Part of the initial ceremony had the entire audience (congregation?) throwing rice at the couple at various intervals. We just followed everyone else’s lead on this. Sachin’s uncle brought us more rice at one point and cautioned us not to throw it all at once, but to “throw it in installments.”
There is an extended portion of the ceremony which has the bride, groom, and pandit seated around a small bonfire and performing various rituals. This caused each of them some discomfort from smoke drifting in their eyes, until someone figured out just which fans to turn off to allow the smoke to travel upward. Near the end of this session, the groom leads the bride around the bonfire several times with their shawls entwined.
In western terms, the bride is “given away” quite late in the ceremony. In this case, because the bride’s father had passed away, that function was performed by her uncle, who had travelled from Massachusetts. Both he and his American wife were unaware that they were to be part of the ceremony or that, as the eldest uncle (and aunt), the wedding invitations had actually been sent out in their names.
One interesting tradition has the bride’s brother twist the groom’s ear and admonish him to treat his sister well. In this case, the scenario took on a certain comic element because the bride’s only brother was barely in his teens. The picture at the right shows Amit, the groom offering the brother a bribe to stop the “torture.”
Flowers feature almost as large as rice in a Hindu wedding. For example all the women attending the wedding are offered garlands of jasmine flowers for their hair, giving the entire hall an intense but pleasant fragrance. One of the prettier rituals involved the groom leading the bride along a platform strewn with flowers.
Later in the day, someone steals the grooms shoes, and he must go searching for them. In the end, he pays a ransom to recover them. We thought this was an interesting “tradition” but later one of Steven’s friends informed us that this wasn’t, in fact, any long-standing Hindu tradition, but something Hindu weddings had “acquired” from a very famous and popular Bollywood movie. As if they needed more rituals!
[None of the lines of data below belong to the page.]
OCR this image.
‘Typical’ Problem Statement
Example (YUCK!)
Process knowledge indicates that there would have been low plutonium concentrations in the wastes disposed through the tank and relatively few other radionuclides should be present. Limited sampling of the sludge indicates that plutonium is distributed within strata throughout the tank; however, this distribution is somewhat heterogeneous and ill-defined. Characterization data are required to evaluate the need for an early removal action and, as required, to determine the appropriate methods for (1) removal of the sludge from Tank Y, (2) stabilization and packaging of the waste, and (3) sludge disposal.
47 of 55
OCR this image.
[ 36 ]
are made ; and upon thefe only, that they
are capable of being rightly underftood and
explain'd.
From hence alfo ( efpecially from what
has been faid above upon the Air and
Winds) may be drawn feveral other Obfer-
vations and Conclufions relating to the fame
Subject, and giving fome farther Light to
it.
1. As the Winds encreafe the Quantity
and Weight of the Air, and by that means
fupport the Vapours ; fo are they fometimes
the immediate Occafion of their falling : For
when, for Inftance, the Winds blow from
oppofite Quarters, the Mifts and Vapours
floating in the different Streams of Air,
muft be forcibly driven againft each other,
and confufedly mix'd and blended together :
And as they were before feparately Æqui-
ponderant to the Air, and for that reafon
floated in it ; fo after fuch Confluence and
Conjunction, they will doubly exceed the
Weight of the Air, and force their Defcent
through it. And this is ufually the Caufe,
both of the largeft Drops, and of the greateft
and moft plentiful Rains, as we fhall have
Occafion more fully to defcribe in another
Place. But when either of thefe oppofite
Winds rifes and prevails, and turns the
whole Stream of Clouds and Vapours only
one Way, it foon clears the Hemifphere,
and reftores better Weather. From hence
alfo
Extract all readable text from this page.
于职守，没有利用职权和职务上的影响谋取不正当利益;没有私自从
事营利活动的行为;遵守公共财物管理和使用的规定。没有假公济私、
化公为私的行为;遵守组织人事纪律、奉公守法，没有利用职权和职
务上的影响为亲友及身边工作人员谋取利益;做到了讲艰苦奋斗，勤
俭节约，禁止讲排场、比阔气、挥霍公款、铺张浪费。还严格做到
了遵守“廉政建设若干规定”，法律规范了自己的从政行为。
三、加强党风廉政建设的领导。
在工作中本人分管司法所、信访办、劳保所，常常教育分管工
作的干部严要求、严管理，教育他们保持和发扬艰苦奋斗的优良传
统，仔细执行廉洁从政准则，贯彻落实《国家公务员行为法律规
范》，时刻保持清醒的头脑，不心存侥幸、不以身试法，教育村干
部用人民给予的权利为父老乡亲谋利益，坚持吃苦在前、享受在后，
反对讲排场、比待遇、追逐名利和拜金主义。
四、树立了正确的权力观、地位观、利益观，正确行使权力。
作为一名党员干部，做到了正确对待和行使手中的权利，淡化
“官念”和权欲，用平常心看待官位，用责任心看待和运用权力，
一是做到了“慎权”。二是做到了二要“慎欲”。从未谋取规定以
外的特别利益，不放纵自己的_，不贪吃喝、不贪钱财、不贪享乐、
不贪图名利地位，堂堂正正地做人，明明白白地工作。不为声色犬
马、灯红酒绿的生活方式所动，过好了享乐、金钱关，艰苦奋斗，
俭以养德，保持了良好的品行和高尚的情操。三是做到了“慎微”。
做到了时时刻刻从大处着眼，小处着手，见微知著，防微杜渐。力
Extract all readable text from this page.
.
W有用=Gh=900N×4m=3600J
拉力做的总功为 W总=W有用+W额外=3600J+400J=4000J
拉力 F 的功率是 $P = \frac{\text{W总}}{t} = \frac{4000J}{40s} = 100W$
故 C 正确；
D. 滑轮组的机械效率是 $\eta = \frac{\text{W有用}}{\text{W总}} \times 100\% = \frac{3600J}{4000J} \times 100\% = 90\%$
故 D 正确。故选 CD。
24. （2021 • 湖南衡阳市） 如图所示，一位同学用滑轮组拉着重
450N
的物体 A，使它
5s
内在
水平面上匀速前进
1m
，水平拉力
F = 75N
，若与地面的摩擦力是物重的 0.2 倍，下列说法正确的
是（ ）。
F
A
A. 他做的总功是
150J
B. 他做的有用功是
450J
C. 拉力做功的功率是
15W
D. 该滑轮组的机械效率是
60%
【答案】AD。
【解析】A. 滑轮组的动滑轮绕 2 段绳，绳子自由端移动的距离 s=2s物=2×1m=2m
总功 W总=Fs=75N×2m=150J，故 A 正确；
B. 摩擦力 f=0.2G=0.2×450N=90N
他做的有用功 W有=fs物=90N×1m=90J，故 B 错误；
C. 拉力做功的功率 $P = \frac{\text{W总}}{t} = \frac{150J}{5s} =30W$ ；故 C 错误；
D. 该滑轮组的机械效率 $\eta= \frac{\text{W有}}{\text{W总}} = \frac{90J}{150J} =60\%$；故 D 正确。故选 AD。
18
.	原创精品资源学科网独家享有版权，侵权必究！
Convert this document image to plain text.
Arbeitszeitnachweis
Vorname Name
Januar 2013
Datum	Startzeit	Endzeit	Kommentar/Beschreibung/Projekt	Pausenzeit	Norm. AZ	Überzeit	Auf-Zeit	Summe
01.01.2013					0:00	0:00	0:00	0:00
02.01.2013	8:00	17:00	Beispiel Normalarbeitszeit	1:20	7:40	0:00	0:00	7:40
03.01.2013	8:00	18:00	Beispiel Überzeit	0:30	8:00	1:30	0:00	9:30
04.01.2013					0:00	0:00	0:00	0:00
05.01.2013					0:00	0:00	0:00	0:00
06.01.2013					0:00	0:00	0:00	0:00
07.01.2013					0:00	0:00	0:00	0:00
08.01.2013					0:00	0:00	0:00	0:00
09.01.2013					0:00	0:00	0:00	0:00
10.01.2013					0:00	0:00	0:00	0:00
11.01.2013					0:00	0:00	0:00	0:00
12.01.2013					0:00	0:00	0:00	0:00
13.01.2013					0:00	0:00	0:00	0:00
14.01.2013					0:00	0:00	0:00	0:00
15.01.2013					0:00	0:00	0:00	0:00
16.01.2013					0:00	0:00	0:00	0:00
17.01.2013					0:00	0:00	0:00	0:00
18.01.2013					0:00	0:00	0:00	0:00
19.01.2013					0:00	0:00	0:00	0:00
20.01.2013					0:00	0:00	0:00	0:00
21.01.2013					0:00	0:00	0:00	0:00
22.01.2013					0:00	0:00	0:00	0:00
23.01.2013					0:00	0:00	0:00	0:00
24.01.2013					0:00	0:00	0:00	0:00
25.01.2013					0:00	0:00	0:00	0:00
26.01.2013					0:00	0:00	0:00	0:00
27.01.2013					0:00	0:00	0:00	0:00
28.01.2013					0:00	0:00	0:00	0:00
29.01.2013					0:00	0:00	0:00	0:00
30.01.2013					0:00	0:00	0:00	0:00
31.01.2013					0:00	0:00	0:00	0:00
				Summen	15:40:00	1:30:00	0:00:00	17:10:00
We didn’t stay until the very end, but apparently, in the final ritual of the day the bride leaves her family and crosses over to her husband’s family. In Indian culture, this is much more than a symbolic move. Hence, it is accompanied by much wailing and caterwauling on the part of the bride’s family. We had been warned by Sachin and others that this might be part of the ceremony we would like to miss out on, so we did.